Here’s further proof that cities are getting serious about recycling: In places like Cleveland and Philadelphia, residents who don’t recycle may be fined if trash collectors discover aluminum cans and other recyclable materials in their trash. It’s a controversial new trend that encourages everyone to take recycling to heart or face a stiff penalty.
Cleveland has spent $2.5 million to introduce recycling carts with an embedded chip that monitors how often the cart is taken to the curb. If you fail to recycle for an extended period of time, trash collectors may inspect your trash for recyclables. If they determine that more than 10 percent of your trash should have been recycled, you face a $100 fine.

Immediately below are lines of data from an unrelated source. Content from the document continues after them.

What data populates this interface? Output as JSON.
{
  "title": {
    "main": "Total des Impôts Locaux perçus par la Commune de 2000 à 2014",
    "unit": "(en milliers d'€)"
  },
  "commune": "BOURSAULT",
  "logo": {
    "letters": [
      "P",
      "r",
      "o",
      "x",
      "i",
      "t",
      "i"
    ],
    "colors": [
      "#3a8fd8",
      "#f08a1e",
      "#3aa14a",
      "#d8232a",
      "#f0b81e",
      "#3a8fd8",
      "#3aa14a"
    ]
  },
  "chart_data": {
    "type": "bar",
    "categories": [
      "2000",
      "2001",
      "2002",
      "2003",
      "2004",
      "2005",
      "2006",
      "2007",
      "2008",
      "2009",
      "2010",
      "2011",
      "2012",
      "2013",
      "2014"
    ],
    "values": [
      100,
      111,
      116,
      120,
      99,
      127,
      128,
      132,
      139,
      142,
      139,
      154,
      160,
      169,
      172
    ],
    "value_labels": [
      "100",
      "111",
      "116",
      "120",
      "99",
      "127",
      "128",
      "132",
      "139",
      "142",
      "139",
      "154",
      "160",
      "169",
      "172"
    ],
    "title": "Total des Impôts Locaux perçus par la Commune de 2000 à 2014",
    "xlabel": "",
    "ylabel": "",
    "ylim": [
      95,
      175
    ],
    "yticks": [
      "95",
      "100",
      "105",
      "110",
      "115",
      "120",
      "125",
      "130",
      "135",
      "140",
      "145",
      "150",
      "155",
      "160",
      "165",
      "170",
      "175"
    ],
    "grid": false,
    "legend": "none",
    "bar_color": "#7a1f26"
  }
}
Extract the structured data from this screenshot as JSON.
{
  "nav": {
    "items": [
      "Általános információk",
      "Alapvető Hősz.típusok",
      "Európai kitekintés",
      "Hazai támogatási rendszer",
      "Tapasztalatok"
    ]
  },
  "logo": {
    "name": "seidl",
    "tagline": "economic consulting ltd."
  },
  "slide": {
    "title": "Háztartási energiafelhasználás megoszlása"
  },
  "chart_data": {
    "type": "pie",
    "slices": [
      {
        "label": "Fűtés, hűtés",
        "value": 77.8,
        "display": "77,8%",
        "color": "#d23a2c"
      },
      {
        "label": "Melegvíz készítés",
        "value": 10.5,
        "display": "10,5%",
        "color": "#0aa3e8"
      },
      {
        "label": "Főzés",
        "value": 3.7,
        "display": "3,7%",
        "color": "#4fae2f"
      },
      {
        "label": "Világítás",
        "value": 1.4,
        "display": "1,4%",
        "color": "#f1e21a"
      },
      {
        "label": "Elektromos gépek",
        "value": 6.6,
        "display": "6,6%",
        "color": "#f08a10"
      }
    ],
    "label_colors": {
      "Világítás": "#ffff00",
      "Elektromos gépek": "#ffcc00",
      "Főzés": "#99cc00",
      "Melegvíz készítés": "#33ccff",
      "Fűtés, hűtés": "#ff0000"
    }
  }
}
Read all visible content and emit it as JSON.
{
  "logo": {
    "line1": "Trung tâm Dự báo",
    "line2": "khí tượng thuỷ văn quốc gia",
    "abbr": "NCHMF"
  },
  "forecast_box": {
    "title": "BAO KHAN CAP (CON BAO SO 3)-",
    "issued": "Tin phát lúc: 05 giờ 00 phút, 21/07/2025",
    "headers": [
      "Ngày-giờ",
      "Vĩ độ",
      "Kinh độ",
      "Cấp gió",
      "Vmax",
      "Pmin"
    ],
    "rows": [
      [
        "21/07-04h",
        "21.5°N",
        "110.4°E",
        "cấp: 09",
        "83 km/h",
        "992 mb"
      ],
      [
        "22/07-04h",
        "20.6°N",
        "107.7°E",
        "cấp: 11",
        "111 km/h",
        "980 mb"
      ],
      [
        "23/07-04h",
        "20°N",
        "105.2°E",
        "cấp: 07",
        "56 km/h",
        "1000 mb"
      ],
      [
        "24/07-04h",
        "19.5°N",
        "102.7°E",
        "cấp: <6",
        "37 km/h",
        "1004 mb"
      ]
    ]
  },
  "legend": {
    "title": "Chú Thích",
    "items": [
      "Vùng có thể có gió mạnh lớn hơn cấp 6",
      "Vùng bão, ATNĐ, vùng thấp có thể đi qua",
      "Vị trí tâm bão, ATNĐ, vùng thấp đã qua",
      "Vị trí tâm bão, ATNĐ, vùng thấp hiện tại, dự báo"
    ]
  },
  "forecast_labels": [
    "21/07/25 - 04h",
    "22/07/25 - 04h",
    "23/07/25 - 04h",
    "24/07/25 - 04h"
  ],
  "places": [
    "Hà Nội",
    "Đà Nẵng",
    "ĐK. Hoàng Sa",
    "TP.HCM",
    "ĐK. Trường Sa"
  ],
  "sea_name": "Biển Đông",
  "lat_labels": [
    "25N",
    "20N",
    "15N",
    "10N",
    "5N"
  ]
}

Philadelphia has a similar program, minus the high-tech monitoring. The city has a team of 50 SWEEP officers that randomly inspect trash containers when no recycling bins have been placed out for pickup. If the officer finds a considerable amount of recyclables mixed in with the trash, residents receive a $50 citation. Philadelphia collected nearly $1 million in recycling fines in 2009.
Strong recycling programs are important to protecting the environment and helping reduce emissions. The idea of fining people who don’t recycle has come under criticism from some residents, but cities have a strong financial incentive to promote recycling. Cleveland, for example, pays $30 a ton to dispose of garbage but collects $26 a ton by selling recyclable material.